To celebrate the new year, Peiris and other students from Sri Lanka will help host a festival commemorating the holiday this Saturday in Riverfront Park, consisting of traditional songs and food of Sri Lanka as well as various games.
While the event will include universal games such as tug o’ war, there will also be Sri Lankan food including rice, curry, milk rice and “kokis,” which are made from flour, milk, sugar and salt.
“Though we are in the USA, we want to keep the tradition,” Hansapani Rodrigo, a member of the student organization, said.
Peiris and Rodrigo said this will be the third year the organization hosts this event. While Sri Lanka is home to millions, Peiris said the immediate area around USF is home to about 300 people from Sri Lanka.
“Sri Lanka is a small island, so as a small group it is a pleasure to have the community gather so we can share everything,” Rodrigo said. “We feel like we are not 1,000 miles away from our own country.”

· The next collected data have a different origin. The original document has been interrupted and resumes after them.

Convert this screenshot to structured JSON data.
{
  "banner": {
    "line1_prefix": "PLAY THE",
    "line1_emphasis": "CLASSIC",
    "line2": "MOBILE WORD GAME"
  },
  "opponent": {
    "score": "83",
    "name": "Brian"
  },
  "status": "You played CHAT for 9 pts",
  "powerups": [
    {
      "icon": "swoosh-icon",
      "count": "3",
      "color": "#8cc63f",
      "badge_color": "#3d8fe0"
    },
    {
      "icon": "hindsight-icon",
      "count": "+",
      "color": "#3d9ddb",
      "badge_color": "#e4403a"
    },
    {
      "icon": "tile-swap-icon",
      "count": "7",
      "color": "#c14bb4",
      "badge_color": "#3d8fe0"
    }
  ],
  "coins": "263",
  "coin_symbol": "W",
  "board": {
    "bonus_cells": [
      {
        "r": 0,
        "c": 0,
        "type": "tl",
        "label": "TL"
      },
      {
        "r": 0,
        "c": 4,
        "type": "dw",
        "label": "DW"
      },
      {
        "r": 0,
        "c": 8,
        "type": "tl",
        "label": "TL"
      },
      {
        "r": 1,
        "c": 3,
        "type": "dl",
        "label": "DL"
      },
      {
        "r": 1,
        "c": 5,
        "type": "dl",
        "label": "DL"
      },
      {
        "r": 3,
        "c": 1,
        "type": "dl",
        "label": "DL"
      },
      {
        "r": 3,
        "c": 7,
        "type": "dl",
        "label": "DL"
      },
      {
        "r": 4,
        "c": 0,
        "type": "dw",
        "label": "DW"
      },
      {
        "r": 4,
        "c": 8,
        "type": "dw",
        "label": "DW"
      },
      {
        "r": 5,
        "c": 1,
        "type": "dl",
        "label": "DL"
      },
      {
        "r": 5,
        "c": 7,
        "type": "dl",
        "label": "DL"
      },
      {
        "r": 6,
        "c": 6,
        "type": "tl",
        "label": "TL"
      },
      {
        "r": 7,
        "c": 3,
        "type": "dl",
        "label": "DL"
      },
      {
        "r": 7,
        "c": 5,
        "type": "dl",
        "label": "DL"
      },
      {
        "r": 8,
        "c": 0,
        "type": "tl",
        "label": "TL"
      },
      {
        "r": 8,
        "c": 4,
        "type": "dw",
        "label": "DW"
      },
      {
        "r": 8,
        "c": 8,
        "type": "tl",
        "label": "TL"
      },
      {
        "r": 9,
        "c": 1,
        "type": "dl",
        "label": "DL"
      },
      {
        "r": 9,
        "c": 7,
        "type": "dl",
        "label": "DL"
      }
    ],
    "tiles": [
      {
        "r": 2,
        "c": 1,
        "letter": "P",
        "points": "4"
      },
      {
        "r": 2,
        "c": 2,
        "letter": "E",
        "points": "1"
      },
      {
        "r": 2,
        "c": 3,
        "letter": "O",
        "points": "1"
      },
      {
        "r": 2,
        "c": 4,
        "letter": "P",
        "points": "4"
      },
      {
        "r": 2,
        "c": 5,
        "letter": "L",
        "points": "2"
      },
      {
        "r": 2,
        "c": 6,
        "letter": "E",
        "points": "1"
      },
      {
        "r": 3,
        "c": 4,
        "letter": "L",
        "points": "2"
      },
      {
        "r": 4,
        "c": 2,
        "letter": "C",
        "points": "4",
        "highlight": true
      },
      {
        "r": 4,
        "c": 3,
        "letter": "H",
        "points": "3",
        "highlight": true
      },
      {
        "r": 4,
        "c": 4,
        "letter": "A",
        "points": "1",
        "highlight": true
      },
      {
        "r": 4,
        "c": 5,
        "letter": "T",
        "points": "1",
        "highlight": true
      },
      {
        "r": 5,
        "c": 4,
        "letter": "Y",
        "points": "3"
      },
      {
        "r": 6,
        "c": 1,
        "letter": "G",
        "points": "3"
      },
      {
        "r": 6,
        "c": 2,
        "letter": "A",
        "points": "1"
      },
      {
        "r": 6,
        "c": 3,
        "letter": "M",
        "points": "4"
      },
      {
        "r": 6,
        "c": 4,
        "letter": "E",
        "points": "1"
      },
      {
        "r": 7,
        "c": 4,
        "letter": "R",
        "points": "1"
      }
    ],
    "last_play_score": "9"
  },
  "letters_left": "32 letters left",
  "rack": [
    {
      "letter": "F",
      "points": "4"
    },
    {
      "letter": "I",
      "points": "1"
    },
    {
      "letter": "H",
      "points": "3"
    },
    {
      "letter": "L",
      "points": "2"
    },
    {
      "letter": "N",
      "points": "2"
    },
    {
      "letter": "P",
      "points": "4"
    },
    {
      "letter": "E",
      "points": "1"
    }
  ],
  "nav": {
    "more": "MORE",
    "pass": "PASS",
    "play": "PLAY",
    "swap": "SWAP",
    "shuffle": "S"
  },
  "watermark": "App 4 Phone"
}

One tradition is for all members of the community to cook together and eat at the same time, Peiris said, to share unity and begin the new year together. It is for this reason, he said, that no matter where in the world one may be, all members of the Sri Lanka community try to meet together around the holiday.
Another tradition of the Sri Lanka holiday is cleaning out the fireplace to show a fresh start. While the group in Florida won’t be cooking on traditional fireplaces, Rodrigo said many come together to cook at the same time to show a fresh start.
“It’s a new beginning and a new year,” she said. “We are starting the whole year freshly.”
Though one would be expected to meet with grandparents and other relatives to show a continuing and active relationship with family, Rodrigo said all friends and community members are invited to come together if one cannot be at home with family.
“For all the students from Sri Lanka, we want to give the experience to make them feel like they are back home,” she said.
Thilanki Rajaguru, also a member of Friends of Sri Lanka and a graduate student majoring in civil engineering, said the event starts at 10 a.m. Saturday and is open to the public.
“Even if you are unfamiliar with the holiday, it has been happening in Sri Lanka for over 2,000 years, so it would be a different experience to get involved in,” Rajaguru said.